(Adds details, comment from WHO Europe director)
ZURICH, April 15 (Reuters) - Denmark is examining options
for sharing AstraZeneca's vaccines with poorer nations
after it halted use of the shots over concerns over rare blood
clots, the World Health Organization Europe head said on
Thursday.
Denmark this week became the first country to stop using
AstraZeneca’s COVID-19 vaccine altogether, as European officials
continue to investigate dozens of reports of very rare blood
clots combined with low platelet counts that have arisen in the
bloc, as well as Britain.
The WHO, which along with Britain and the European Medicines
Agency continue to recommend AstraZeneca's shot on the grounds
that the benefits outweigh the risks, has been pushing countries
not to hoard vaccines that they are not using.
The lion's share of vaccines distributed globally, so far,
have gone to wealthier nations.
"I did have this conversation with Dr.

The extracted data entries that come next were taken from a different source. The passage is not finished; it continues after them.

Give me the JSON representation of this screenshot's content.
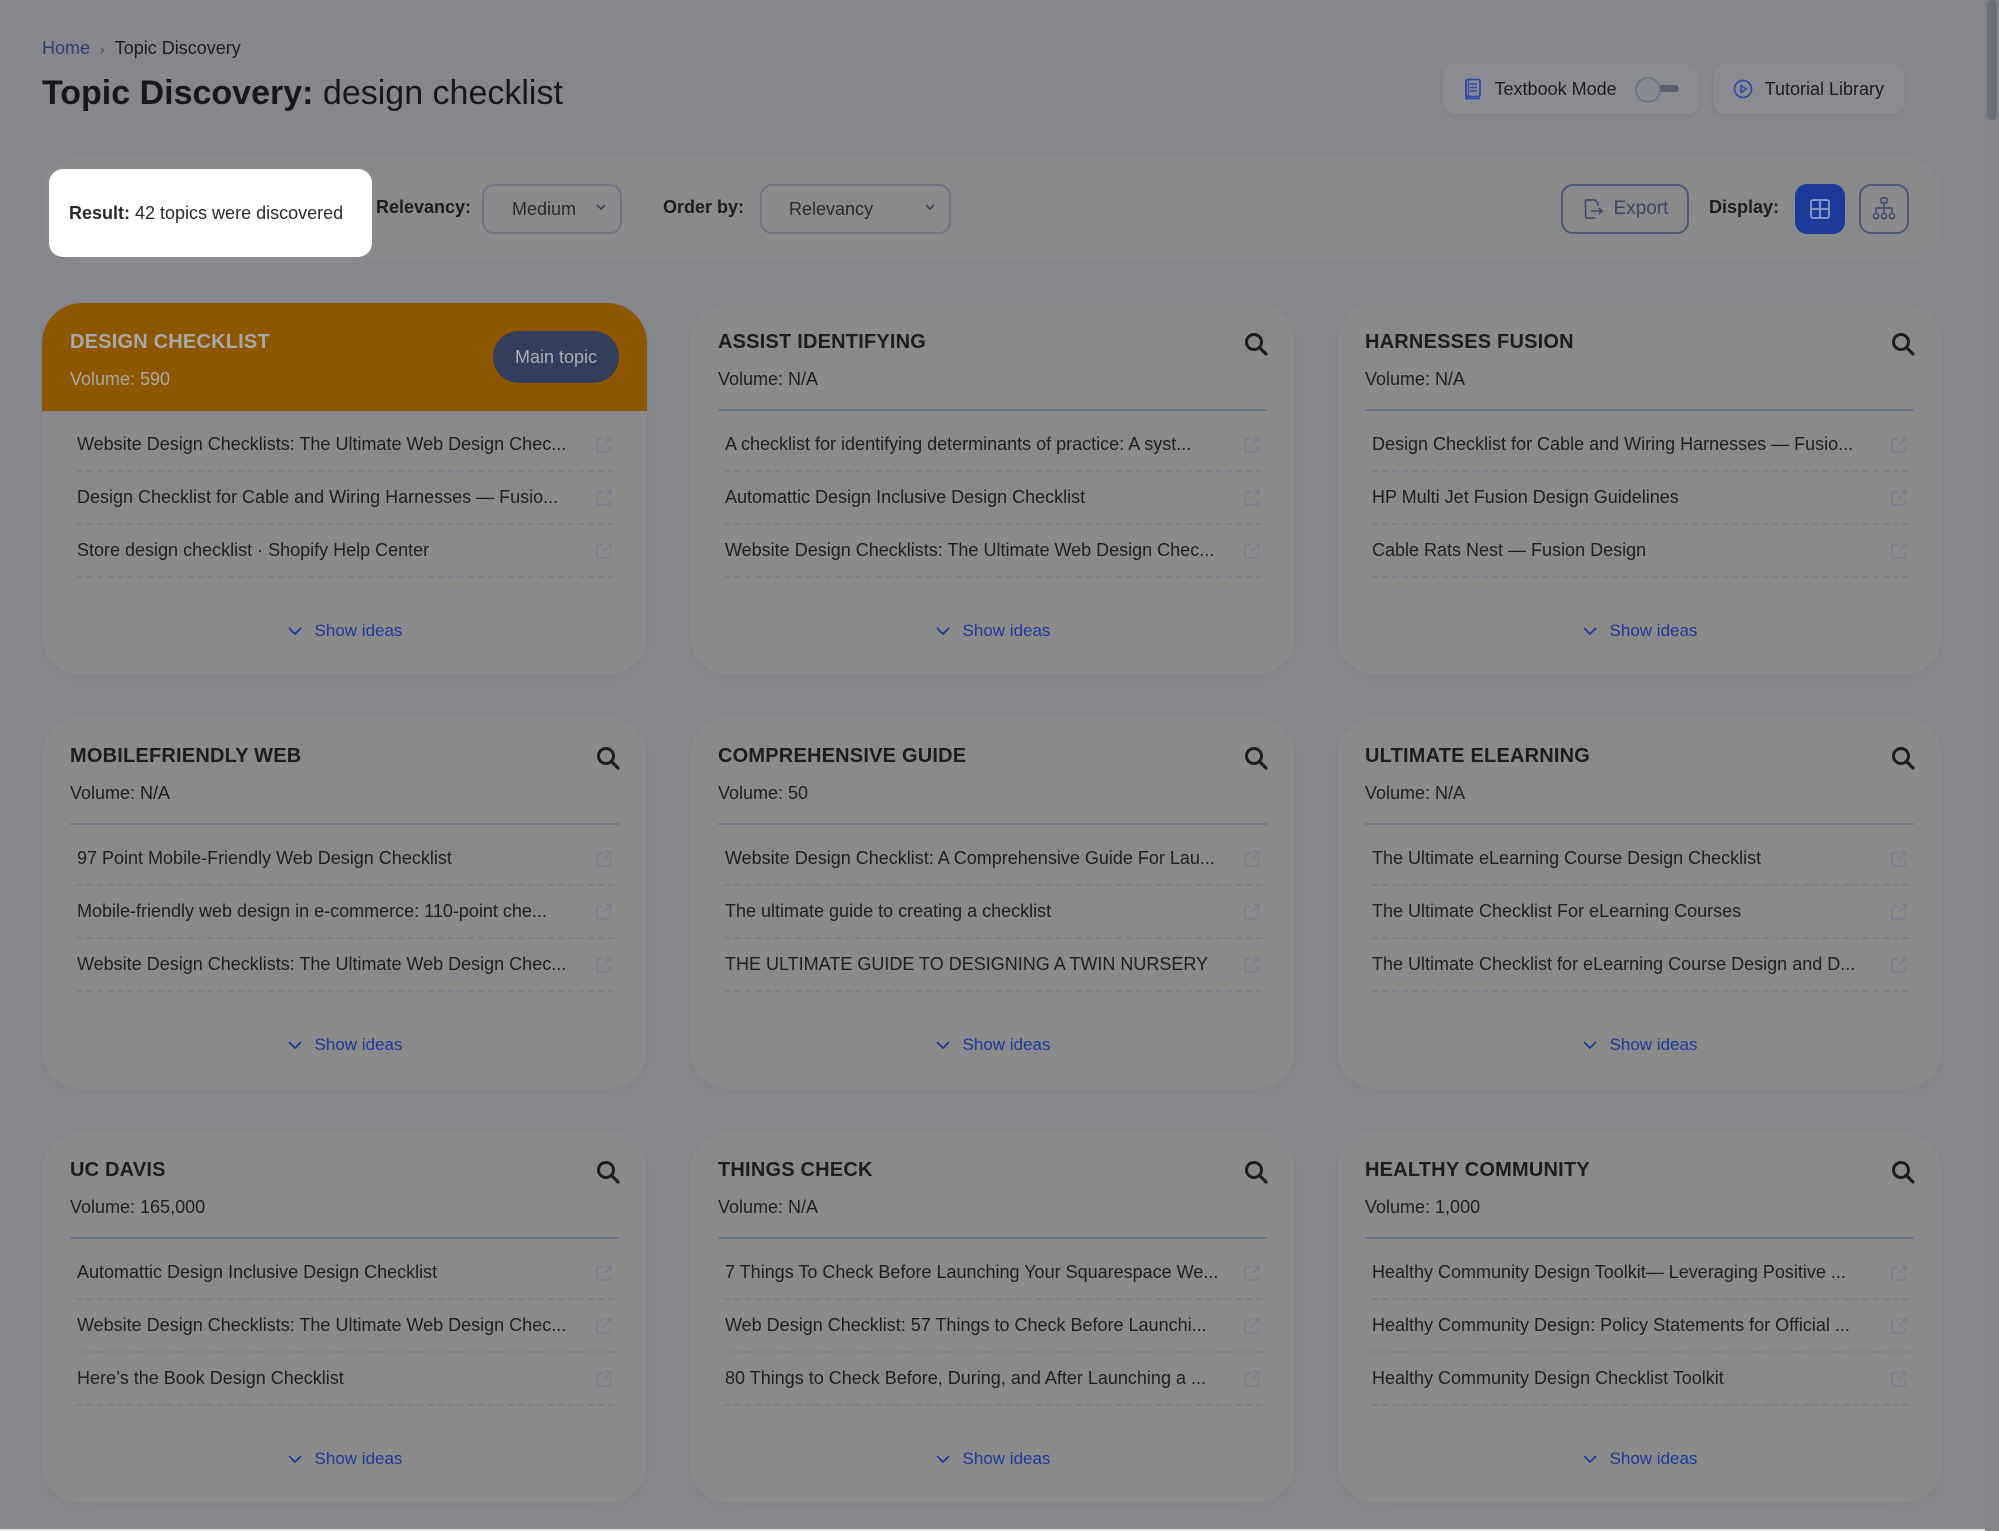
{
  "breadcrumb": {
    "home": "Home",
    "separator": "›",
    "current": "Topic Discovery"
  },
  "header": {
    "title_bold": "Topic Discovery:",
    "title_query": "design checklist"
  },
  "actions": {
    "textbook_mode": "Textbook Mode",
    "textbook_mode_on": false,
    "tutorial_library": "Tutorial Library"
  },
  "filters": {
    "result_label": "Result:",
    "result_text": "42 topics were discovered",
    "relevancy_label": "Relevancy:",
    "relevancy_value": "Medium",
    "order_label": "Order by:",
    "order_value": "Relevancy",
    "export_label": "Export",
    "display_label": "Display:",
    "active_display": "grid"
  },
  "colors": {
    "main_topic": "#8d5600",
    "accent": "#1d3a9a",
    "badge": "#323e5b"
  },
  "cards": [
    {
      "title": "DESIGN CHECKLIST",
      "volume": "Volume: 590",
      "main": true,
      "badge": "Main topic",
      "links": [
        "Website Design Checklists: The Ultimate Web Design Chec...",
        "Design Checklist for Cable and Wiring Harnesses — Fusio...",
        "Store design checklist · Shopify Help Center"
      ],
      "show_ideas": "Show ideas"
    },
    {
      "title": "ASSIST IDENTIFYING",
      "volume": "Volume: N/A",
      "main": false,
      "links": [
        "A checklist for identifying determinants of practice: A syst...",
        "Automattic Design Inclusive Design Checklist",
        "Website Design Checklists: The Ultimate Web Design Chec..."
      ],
      "show_ideas": "Show ideas"
    },
    {
      "title": "HARNESSES FUSION",
      "volume": "Volume: N/A",
      "main": false,
      "links": [
        "Design Checklist for Cable and Wiring Harnesses — Fusio...",
        "HP Multi Jet Fusion Design Guidelines",
        "Cable Rats Nest — Fusion Design"
      ],
      "show_ideas": "Show ideas"
    },
    {
      "title": "MOBILEFRIENDLY WEB",
      "volume": "Volume: N/A",
      "main": false,
      "links": [
        "97 Point Mobile-Friendly Web Design Checklist",
        "Mobile-friendly web design in e-commerce: 110-point che...",
        "Website Design Checklists: The Ultimate Web Design Chec..."
      ],
      "show_ideas": "Show ideas"
    },
    {
      "title": "COMPREHENSIVE GUIDE",
      "volume": "Volume: 50",
      "main": false,
      "links": [
        "Website Design Checklist: A Comprehensive Guide For Lau...",
        "The ultimate guide to creating a checklist",
        "THE ULTIMATE GUIDE TO DESIGNING A TWIN NURSERY"
      ],
      "show_ideas": "Show ideas"
    },
    {
      "title": "ULTIMATE ELEARNING",
      "volume": "Volume: N/A",
      "main": false,
      "links": [
        "The Ultimate eLearning Course Design Checklist",
        "The Ultimate Checklist For eLearning Courses",
        "The Ultimate Checklist for eLearning Course Design and D..."
      ],
      "show_ideas": "Show ideas"
    },
    {
      "title": "UC DAVIS",
      "volume": "Volume: 165,000",
      "main": false,
      "links": [
        "Automattic Design Inclusive Design Checklist",
        "Website Design Checklists: The Ultimate Web Design Chec...",
        "Here’s the Book Design Checklist"
      ],
      "show_ideas": "Show ideas"
    },
    {
      "title": "THINGS CHECK",
      "volume": "Volume: N/A",
      "main": false,
      "links": [
        "7 Things To Check Before Launching Your Squarespace We...",
        "Web Design Checklist: 57 Things to Check Before Launchi...",
        "80 Things to Check Before, During, and After Launching a ..."
      ],
      "show_ideas": "Show ideas"
    },
    {
      "title": "HEALTHY COMMUNITY",
      "volume": "Volume: 1,000",
      "main": false,
      "links": [
        "Healthy Community Design Toolkit— Leveraging Positive ...",
        "Healthy Community Design: Policy Statements for Official ...",
        "Healthy Community Design Checklist Toolkit"
      ],
      "show_ideas": "Show ideas"
    }
  ]
}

Soren Brostrom,
director general of the Danish (Health Authority) yesterday and
I understand that the ministry of foreign affairs of Denmark is
ready to, or looking already into options, for sharing
AstraZeneca vaccines with poorer countries," WHO Europe Director
Hans Kluge told reporters.
WHO officials stopped short of criticising Denmark's move to
halt use of AstraZeneca's vaccine, saying every nation should
have the flexibility to make decisions about their vaccination
programs, based on their rates of vaccination, infection and
hospitalisation.
Denmark's Brostrom has said his country had come far in
inoculating the elderly population most at risk of contracting a
serious form of COVID-19, and that younger groups were at lower
risk of complications from the disease. That had to be weighed
against the possible vaccine side effects, he said.